Analisis Ekonomi dan Sentimen Pasar

Ketegangan antara AS dan Iran memberikan dampak yang tidak terlepas dari faktor ekonomi makro. Perang dagang yang berlangsung hampir setahun terakhir telah menggeser fokus pasar ke saham dan obligasi yang dianggap lebih aman. Dolar AS, yang menjadi patokan utama, terus menguat karena kebijakan moneter ketat di AS dan pengaruh dari perang dagang dengan negara-negara seperti Tiongkok dan Eropa. Dengan nilai tukar mencapai Rp 17.800, dolar AS menjadi simbol kekuatan ekonomi AS dalam situasi ketegangan geopolitik.

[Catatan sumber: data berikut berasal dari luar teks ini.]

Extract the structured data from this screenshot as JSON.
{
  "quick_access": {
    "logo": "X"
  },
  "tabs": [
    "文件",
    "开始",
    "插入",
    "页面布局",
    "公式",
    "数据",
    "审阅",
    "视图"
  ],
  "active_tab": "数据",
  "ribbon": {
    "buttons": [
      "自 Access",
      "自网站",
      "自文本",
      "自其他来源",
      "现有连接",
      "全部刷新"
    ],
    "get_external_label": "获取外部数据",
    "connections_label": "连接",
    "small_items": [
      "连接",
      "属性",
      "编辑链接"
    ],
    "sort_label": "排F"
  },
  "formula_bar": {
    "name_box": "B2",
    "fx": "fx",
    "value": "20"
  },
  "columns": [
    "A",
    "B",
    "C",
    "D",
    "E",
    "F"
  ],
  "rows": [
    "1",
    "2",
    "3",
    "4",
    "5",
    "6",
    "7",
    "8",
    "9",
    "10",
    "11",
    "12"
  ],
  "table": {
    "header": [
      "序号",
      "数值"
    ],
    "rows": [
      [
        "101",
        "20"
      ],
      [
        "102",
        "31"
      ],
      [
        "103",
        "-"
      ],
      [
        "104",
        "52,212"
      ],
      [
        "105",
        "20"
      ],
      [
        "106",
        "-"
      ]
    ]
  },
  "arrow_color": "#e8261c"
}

Di sisi lain, Rupiah mengalami tekanan karena ketergantungan pada aliran dana asing dan sentimen negatif terhadap ketidakpastian politik. Meskipun ekonomi Indonesia terus tumbuh, volatilitas pasar keuangan terus menjadi fokus utama bagi investor. Sentimen pasar terhadap kebijakan AS dan Iran menciptakan perubahan cepat dalam nilai tukar mata uang, dengan kenaikan Dolar AS menjadi perhatian utama dalam konteks kestabilan ekonomi.

Selengkapnya, simak ulasan Mercy Widjaja dalam program Profit, CNBC Indonesia, yang dibroadcast pada hari Jum’at, 29 Mei 2026. Analisisnya menunjukkan bahwa ketegangan antara AS dan Iran berdampak langsung pada nilai tukar Dolar AS, dengan ekspor dan impor menjadi faktor utama yang memengaruhi pergerakan Rupiah.